In the recent case of Mbuyi v. Newpark Childcare (Shepheards Bush) Ltd, an Employment Tribunal found that a Christian nursery employee was directly and indirectly discriminated against by her employer on the grounds of her religion or belief when it dismissed her for expressing allegedly negative views about a colleague’s homosexuality. The fundamental issue in this case was when, whether and how such a belief may be manifested, given the interplay with the right not to be discriminated against because of sexual orientation.
Ms Mbuyi was an Evangelical Christian and was employed as a nursery worker. One of Mrs Mbuyi’s former colleagues was a lesbian and living in a civil partnership with another woman. There were several incidents and passing comments made by Ms Mbuyi to her colleague, including telling her colleague that homosexuality was a sin. This consequently led the employer to commence disciplinary proceedings against Ms Mbuyi. A disciplinary meeting was held with the main allegation being “alleged discriminatory conduct in regard to co-workers”, following which Ms Mbuyi was summarily dismissed. Although Ms Mbuyi did not have sufficient qualifying service to bring a claim for unfair dismissal, Ms Mbuyi brought a claim for direct and indirect discrimination on the grounds of her religious belief. She also brought a claim for harassment; however the tribunal found no evidence that the conduct was unwanted by the employee, who welcomed the opportunity to discuss her religious belief.
The employment tribunal found that Ms Mbuyi had been discriminated against both directly and indirectly, on the grounds of her religious belief that homosexuality is a sin. It was determined that this belief attracts the protection of the Equality Act 2010.
Although Ms Mbuyi did not have sufficient qualifying service to be eligible to bring a claim for unfair dismissal, the tribunal found that she was not treated fairly during the disciplinary process. Specifically, she was not given the details of the allegations prior to the disciplinary hearing and was previously not warned that her actions could result in dismissal. There was no investigation and the dismissing officer was the same individual who had also conducted the appeal.
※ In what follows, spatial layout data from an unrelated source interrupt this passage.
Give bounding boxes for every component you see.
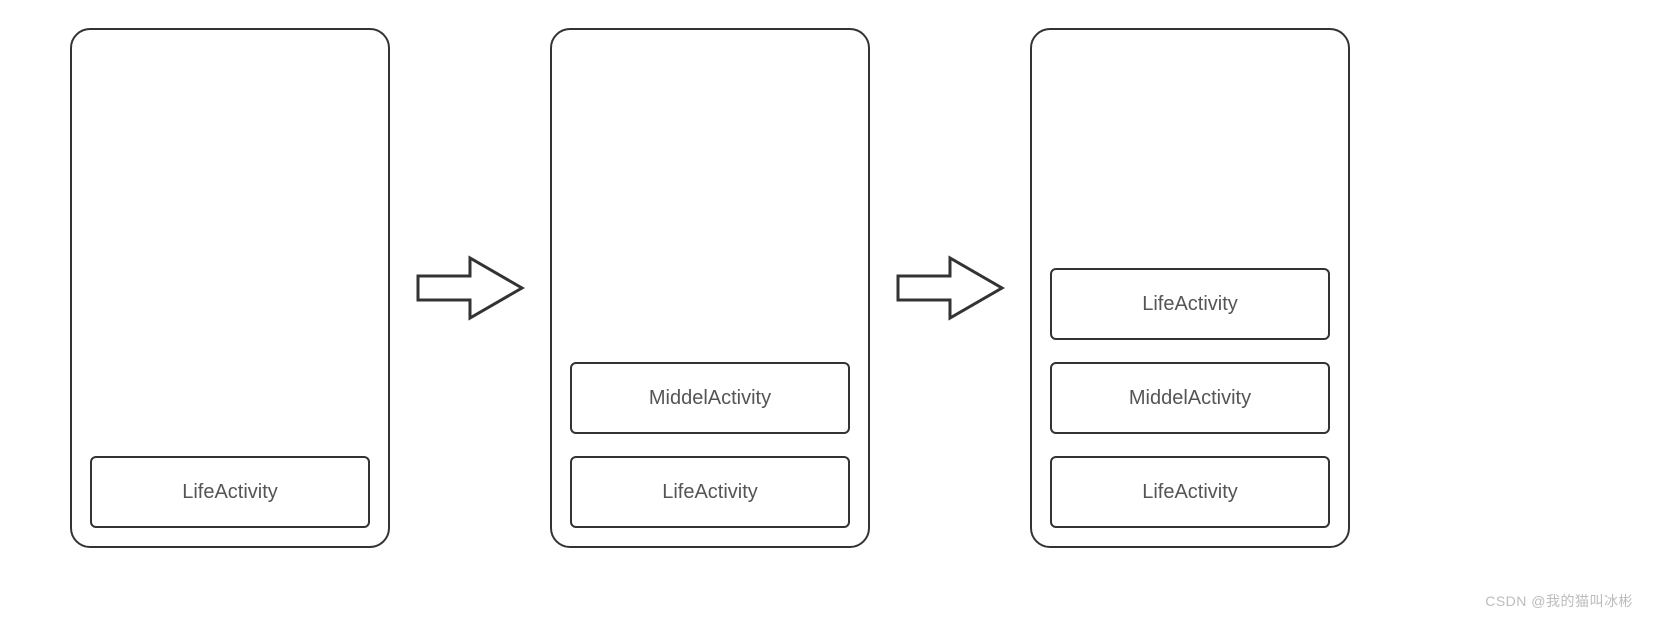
activity-item: LifeActivity bbox=[570, 456, 850, 528]
arrow-icon bbox=[410, 248, 530, 328]
activity-stack-2: MiddelActivity LifeActivity bbox=[550, 28, 870, 548]
arrow-icon bbox=[890, 248, 1010, 328]
activity-item: MiddelActivity bbox=[1050, 362, 1330, 434]
activity-item: LifeActivity bbox=[1050, 456, 1330, 528]
activity-item: LifeActivity bbox=[90, 456, 370, 528]
activity-stack-3: LifeActivity MiddelActivity LifeActivity bbox=[1030, 28, 1350, 548]
activity-item: LifeActivity bbox=[1050, 268, 1330, 340]
watermark-text: CSDN @我的猫叫冰彬 bbox=[1485, 591, 1633, 611]
diagram-container: LifeActivity MiddelActivity LifeActivity… bbox=[0, 0, 1653, 576]
activity-item: MiddelActivity bbox=[570, 362, 850, 434]
activity-stack-1: LifeActivity bbox=[70, 28, 390, 548]
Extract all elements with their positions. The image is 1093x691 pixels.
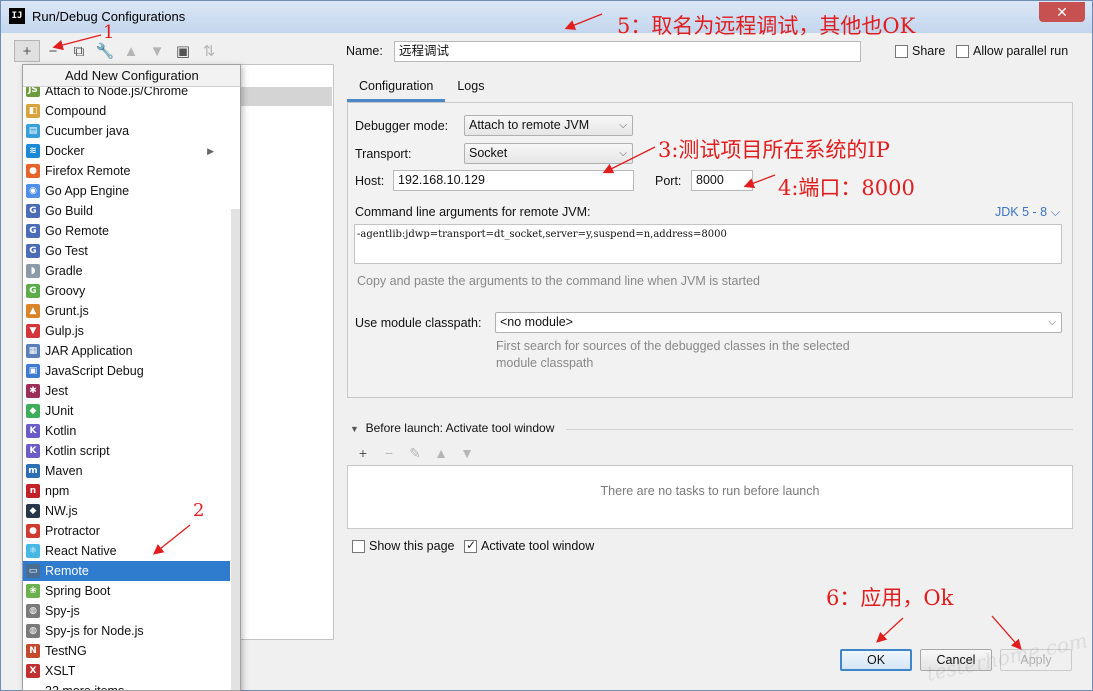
annotation-step-3: 3:测试项目所在系统的IP xyxy=(658,138,890,162)
annotation-step-5: 5：取名为远程调试，其他也OK xyxy=(617,14,916,38)
annotation-step-4: 4:端口：8000 xyxy=(778,176,915,200)
arrow-5 xyxy=(564,13,603,30)
arrow-6a xyxy=(876,617,904,643)
annotation-step-1: 1 xyxy=(103,22,115,43)
arrow-4 xyxy=(743,174,776,189)
arrow-3 xyxy=(602,146,656,174)
arrow-1 xyxy=(52,34,102,51)
arrow-2 xyxy=(152,524,191,555)
annotation-step-6: 6：应用，Ok xyxy=(826,586,954,610)
annotation-step-2: 2 xyxy=(193,500,205,521)
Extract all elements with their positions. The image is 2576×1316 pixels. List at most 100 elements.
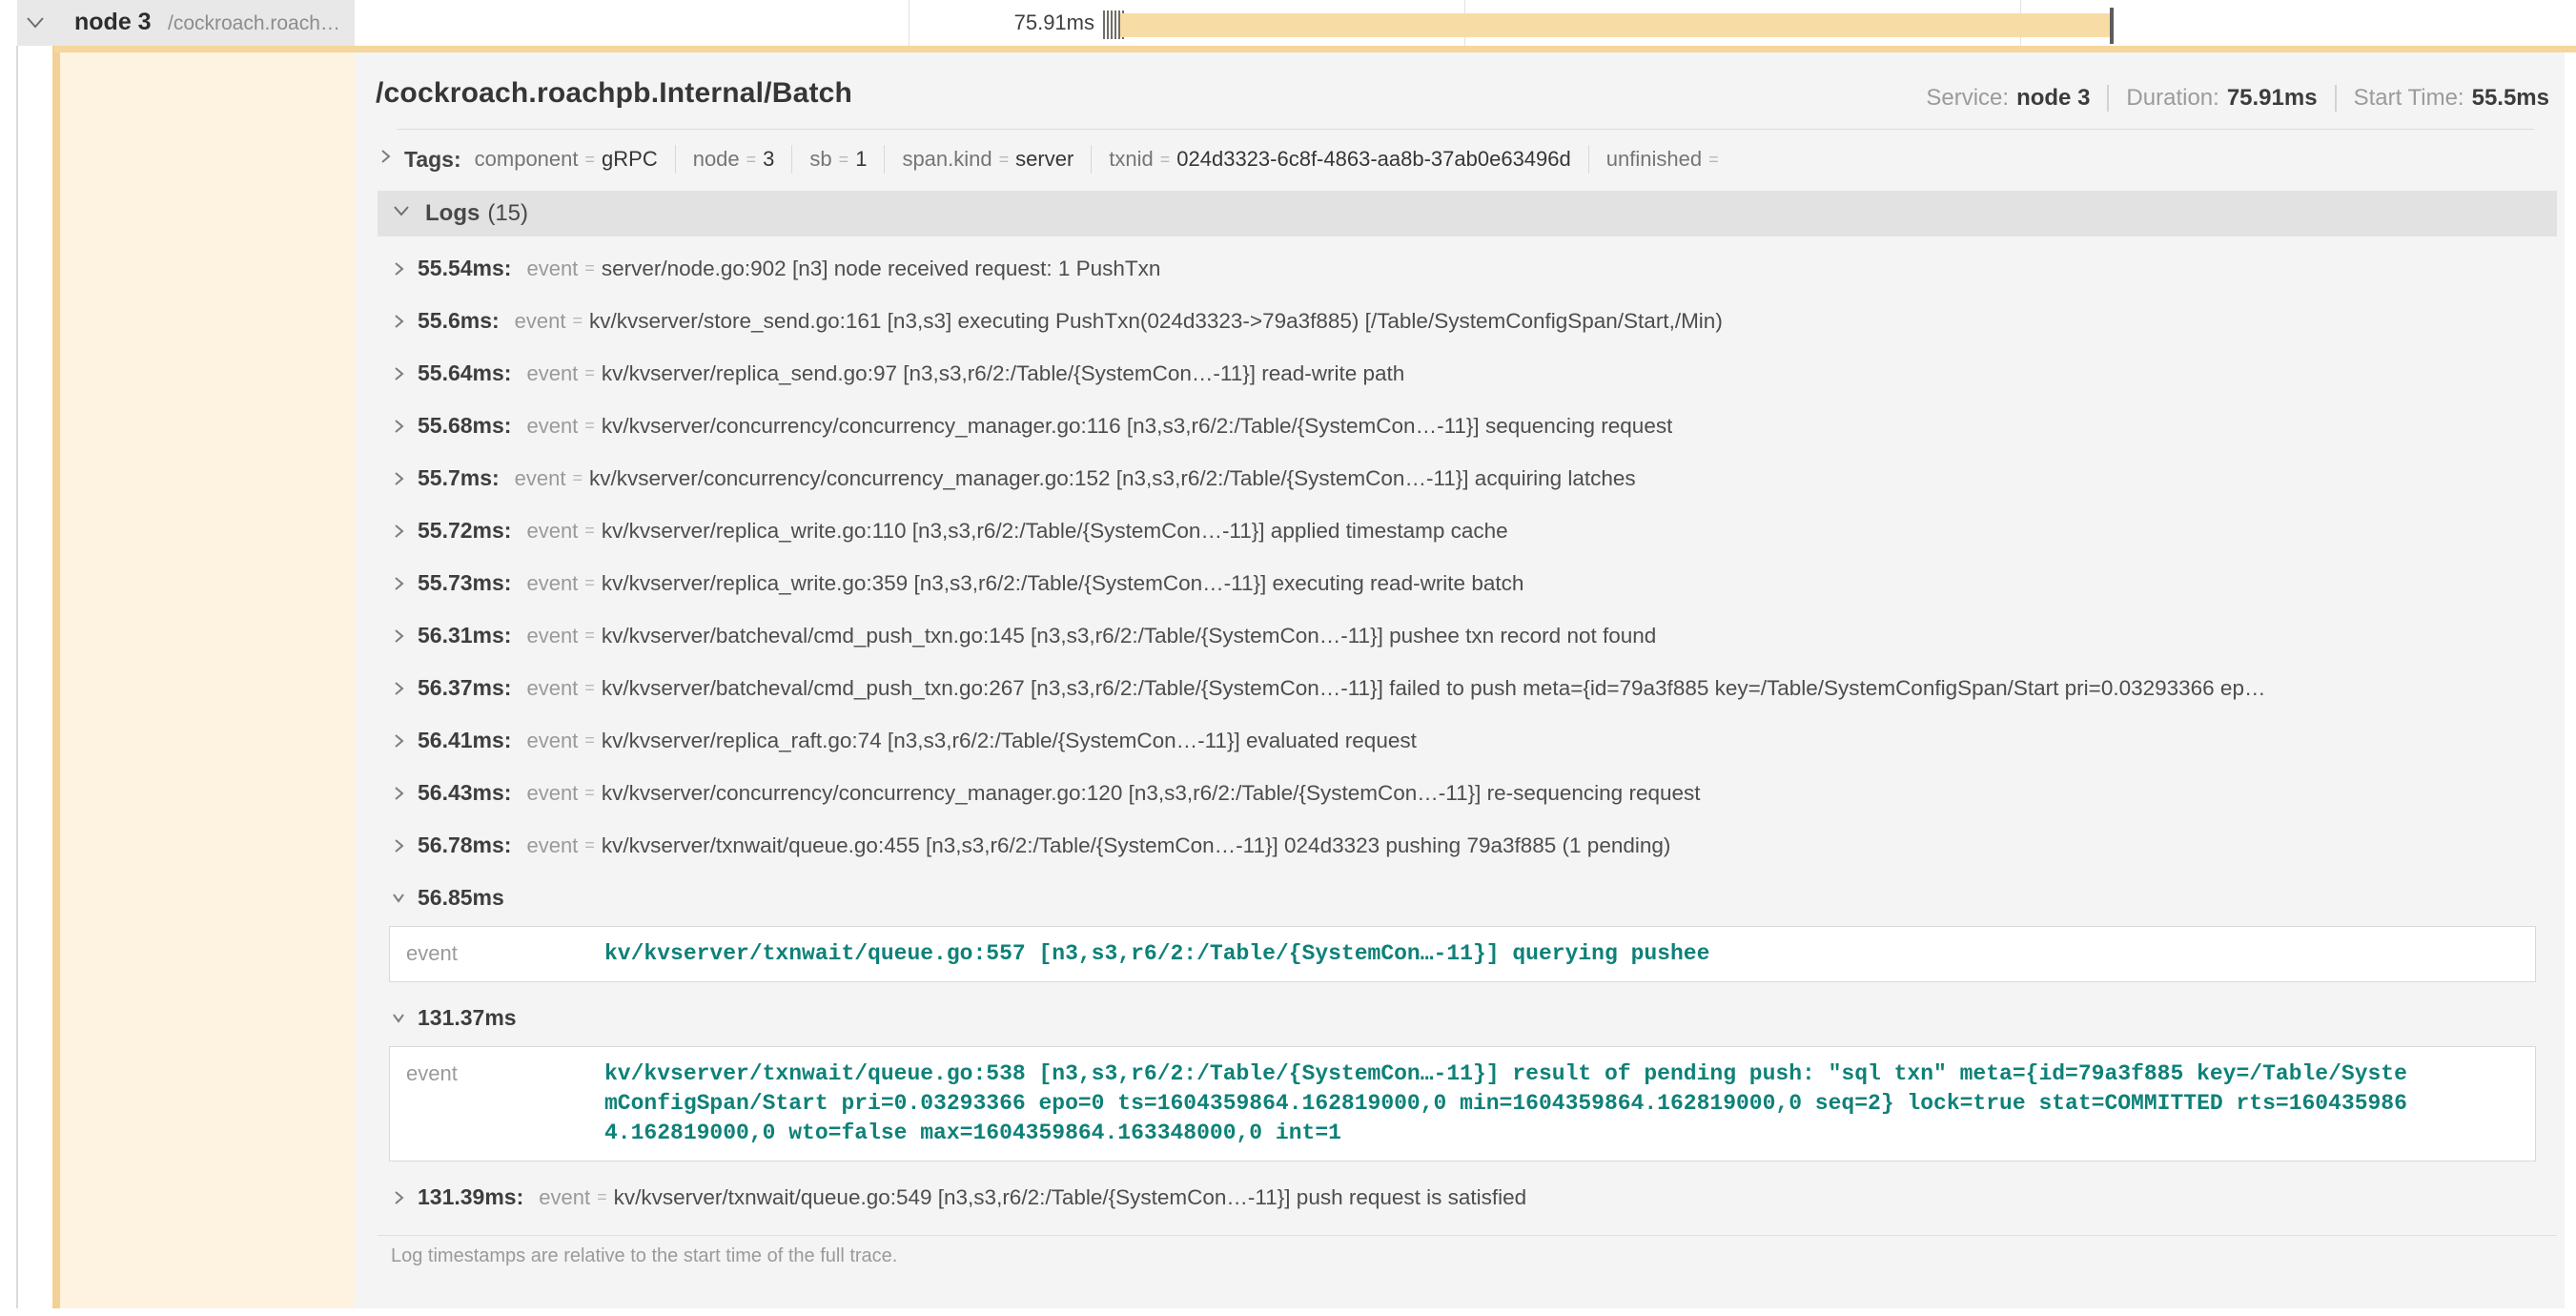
equals-sign: = — [584, 678, 595, 698]
log-entry-row[interactable]: 55.73ms:event=kv/kvserver/replica_write.… — [378, 557, 2557, 609]
chevron-right-icon[interactable] — [391, 731, 406, 751]
log-timestamp: 55.54ms: — [418, 256, 511, 281]
log-field-value: kv/kvserver/replica_send.go:97 [n3,s3,r6… — [602, 361, 1405, 386]
log-field-value: kv/kvserver/replica_raft.go:74 [n3,s3,r6… — [602, 729, 1417, 753]
equals-sign: = — [584, 835, 595, 855]
equals-sign: = — [584, 626, 595, 646]
log-detail-panel: eventkv/kvserver/txnwait/queue.go:538 [n… — [389, 1046, 2536, 1162]
tags-list: component=gRPCnode=3sb=1span.kind=server… — [475, 145, 1726, 174]
timeline-gridline — [909, 0, 910, 46]
logs-header[interactable]: Logs (15) — [378, 191, 2557, 236]
chevron-right-icon[interactable] — [378, 147, 393, 172]
log-field-value: kv/kvserver/concurrency/concurrency_mana… — [602, 781, 1701, 806]
log-entry-row[interactable]: 56.37ms:event=kv/kvserver/batcheval/cmd_… — [378, 662, 2557, 714]
log-entry-row[interactable]: 56.43ms: event = kv/kvserver/concurrency/co… — [378, 767, 2557, 819]
tag-item[interactable]: unfinished= — [1606, 147, 1726, 172]
chevron-right-icon[interactable] — [391, 364, 406, 383]
logs-list: 55.54ms: event = server/node.go:902 [n3] no… — [378, 236, 2557, 1223]
log-marker — [2110, 8, 2114, 44]
equals-sign: = — [999, 150, 1010, 170]
log-field-value: kv/kvserver/batcheval/cmd_push_txn.go:26… — [602, 676, 2266, 701]
equals-sign: = — [1160, 150, 1171, 170]
duration-value: 75.91ms — [2227, 85, 2318, 112]
log-timestamp: 56.43ms: — [418, 780, 511, 806]
log-field-key: event — [526, 519, 578, 544]
tag-item[interactable]: sb=1 — [809, 147, 867, 172]
tag-item[interactable]: node=3 — [693, 147, 775, 172]
log-detail-panel: eventkv/kvserver/txnwait/queue.go:557 [n… — [389, 926, 2536, 982]
start-time-label: Start Time: — [2354, 85, 2464, 112]
log-field-key: event — [526, 624, 578, 648]
span-row[interactable]: node 3 /cockroach.roach… 75.91ms — [0, 0, 2576, 46]
log-field-value: kv/kvserver/txnwait/queue.go:557 [n3,s3,… — [604, 939, 1709, 969]
chevron-right-icon[interactable] — [391, 417, 406, 436]
chevron-down-icon[interactable] — [391, 1009, 406, 1028]
log-entry-row[interactable]: 55.54ms: event = server/node.go:902 [n3] no… — [378, 242, 2557, 295]
tag-item[interactable]: span.kind=server — [902, 147, 1073, 172]
log-field-value: kv/kvserver/replica_write.go:359 [n3,s3,… — [602, 571, 1524, 596]
log-entry-row[interactable]: 56.41ms:event=kv/kvserver/replica_raft.g… — [378, 714, 2557, 767]
chevron-right-icon[interactable] — [391, 259, 406, 278]
log-field-value: kv/kvserver/txnwait/queue.go:455 [n3,s3,… — [602, 833, 1671, 858]
tag-value: 1 — [855, 147, 867, 172]
chevron-right-icon[interactable] — [391, 469, 406, 488]
log-field-value: kv/kvserver/concurrency/concurrency_mana… — [602, 414, 1673, 439]
span-duration-bar[interactable] — [1120, 13, 2112, 37]
log-entry-row-expanded[interactable]: 56.85ms — [378, 872, 2557, 924]
equals-sign: = — [839, 150, 849, 170]
equals-sign: = — [1708, 150, 1719, 170]
log-field-key: event — [515, 309, 566, 334]
meta-divider — [2107, 85, 2109, 112]
span-detail-header: /cockroach.roachpb.Internal/Batch Servic… — [355, 52, 2565, 130]
span-operation-name[interactable]: /cockroach.roach… — [168, 12, 340, 35]
chevron-right-icon[interactable] — [391, 522, 406, 541]
log-entry-row[interactable]: 55.7ms:event=kv/kvserver/concurrency/con… — [378, 452, 2557, 504]
log-entry-row[interactable]: 56.78ms:event=kv/kvserver/txnwait/queue.… — [378, 819, 2557, 872]
log-entry-row[interactable]: 55.6ms:event=kv/kvserver/store_send.go:1… — [378, 295, 2557, 347]
detail-card-accent-border — [54, 46, 2576, 52]
chevron-right-icon[interactable] — [391, 574, 406, 593]
chevron-right-icon[interactable] — [391, 836, 406, 855]
log-entry-row[interactable]: 55.64ms:event=kv/kvserver/replica_send.g… — [378, 347, 2557, 400]
log-field-value: server/node.go:902 [n3] node received re… — [602, 257, 1161, 281]
tree-guide-line — [16, 0, 18, 1308]
log-field-key: event — [526, 257, 578, 281]
chevron-down-icon[interactable] — [391, 204, 412, 224]
log-timestamp: 55.72ms: — [418, 518, 511, 544]
chevron-right-icon[interactable] — [391, 784, 406, 803]
log-field-key: event — [526, 781, 578, 806]
equals-sign: = — [584, 573, 595, 593]
header-divider — [397, 129, 2534, 130]
chevron-down-icon[interactable] — [391, 889, 406, 908]
tag-divider — [675, 145, 676, 174]
chevron-right-icon[interactable] — [391, 627, 406, 646]
chevron-right-icon[interactable] — [391, 312, 406, 331]
log-timestamp: 56.41ms: — [418, 728, 511, 753]
tag-key: node — [693, 147, 740, 172]
equals-sign: = — [584, 258, 595, 278]
equals-sign: = — [746, 150, 757, 170]
span-service-name[interactable]: node 3 — [74, 9, 152, 36]
log-timestamp: 56.85ms — [418, 885, 504, 911]
service-value: node 3 — [2016, 85, 2090, 112]
log-field-value: kv/kvserver/store_send.go:161 [n3,s3] ex… — [589, 309, 1723, 334]
logs-title: Logs — [425, 200, 480, 227]
equals-sign: = — [584, 783, 595, 803]
tag-value: gRPC — [602, 147, 658, 172]
tag-divider — [1588, 145, 1589, 174]
log-entry-row[interactable]: 55.68ms:event=kv/kvserver/concurrency/co… — [378, 400, 2557, 452]
log-field-key: event — [526, 676, 578, 701]
log-entry-row[interactable]: 55.72ms:event=kv/kvserver/replica_write.… — [378, 504, 2557, 557]
log-entry-row[interactable]: 131.39ms:event=kv/kvserver/txnwait/queue… — [378, 1171, 2557, 1223]
chevron-right-icon[interactable] — [391, 1188, 406, 1207]
log-entry-row-expanded[interactable]: 131.37ms — [378, 992, 2557, 1044]
tag-item[interactable]: component=gRPC — [475, 147, 658, 172]
log-timestamp: 55.68ms: — [418, 413, 511, 439]
log-timestamp: 55.73ms: — [418, 570, 511, 596]
tags-row[interactable]: Tags: component=gRPCnode=3sb=1span.kind=… — [355, 130, 2565, 187]
tag-item[interactable]: txnid=024d3323-6c8f-4863-aa8b-37ab0e6349… — [1109, 147, 1570, 172]
chevron-right-icon[interactable] — [391, 679, 406, 698]
logs-footer-note: Log timestamps are relative to the start… — [378, 1235, 2557, 1279]
chevron-down-icon[interactable] — [23, 14, 48, 36]
log-entry-row[interactable]: 56.31ms:event=kv/kvserver/batcheval/cmd_… — [378, 609, 2557, 662]
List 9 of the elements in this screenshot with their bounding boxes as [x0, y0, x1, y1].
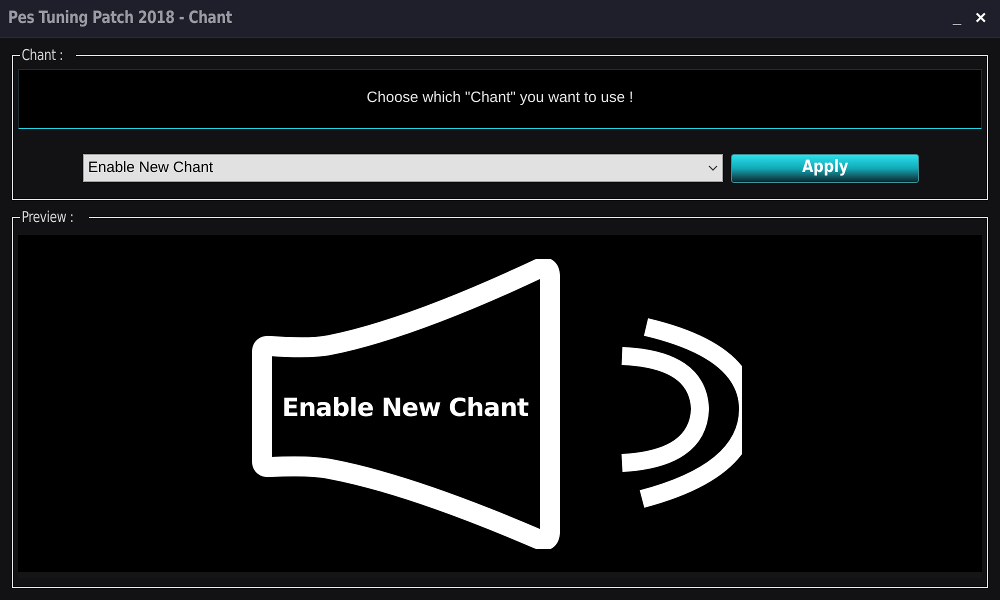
minimize-button[interactable]: _ [948, 11, 966, 26]
chevron-down-icon [708, 165, 718, 171]
close-button[interactable]: ✕ [972, 11, 990, 26]
group-legend: Preview : [20, 206, 76, 228]
chant-select[interactable]: Enable New Chant [83, 154, 723, 182]
group-legend: Chant : [20, 44, 65, 66]
preview-caption: Enable New Chant [282, 392, 528, 424]
message-text: Choose which "Chant" you want to use ! [366, 88, 634, 108]
window-title: Pes Tuning Patch 2018 - Chant [8, 6, 232, 30]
Whilst these procedural failings did not, on their own, make out a claim for discrimination, they contributed to an inference of discrimination in the absence of alternative explanation. The Tribunal held that Ms Mbuyi’s employer had made stereotypical assumptions about her Christian beliefs, which led it to interpret her words negatively and to assume that she was being offensive about homosexuals when there was no basis for that conclusion. Accordingly, the tribunal took the view that a prima facie case of discrimination had been made out. The burden of proof then shifted on to the employer to demonstrate that the decision to dismiss Ms Mbuyi, was not discriminatory. Ms Mbuyi’s employer could not offer an acceptable non-discriminatory explanation for the procedural failings and the Tribunal therefore concluded that the dismissal constituted direct discrimination on the grounds of religious belief. Furthermore, the tribunal found that Ms Mbuyi had been discriminated against indirectly as her dismissal was not proportionate in response to the nursery trying to achieve its aim of providing its service in a non-discriminatory way. The tribunal found that it was incumbent on the employees not to discuss such issues during work and that this should have been explained to them with a warning that any further conversation of that nature would lead to the disciplinary action (where dismissal may have been appropriate).
This case is a useful reminder that conflicting views and beliefs at work is burdened with many complications and whilst the employee may not have qualifying service to bring a claim for unfair dismissal, there is still nonetheless a need for careful enquiry in any potential disciplinary situation.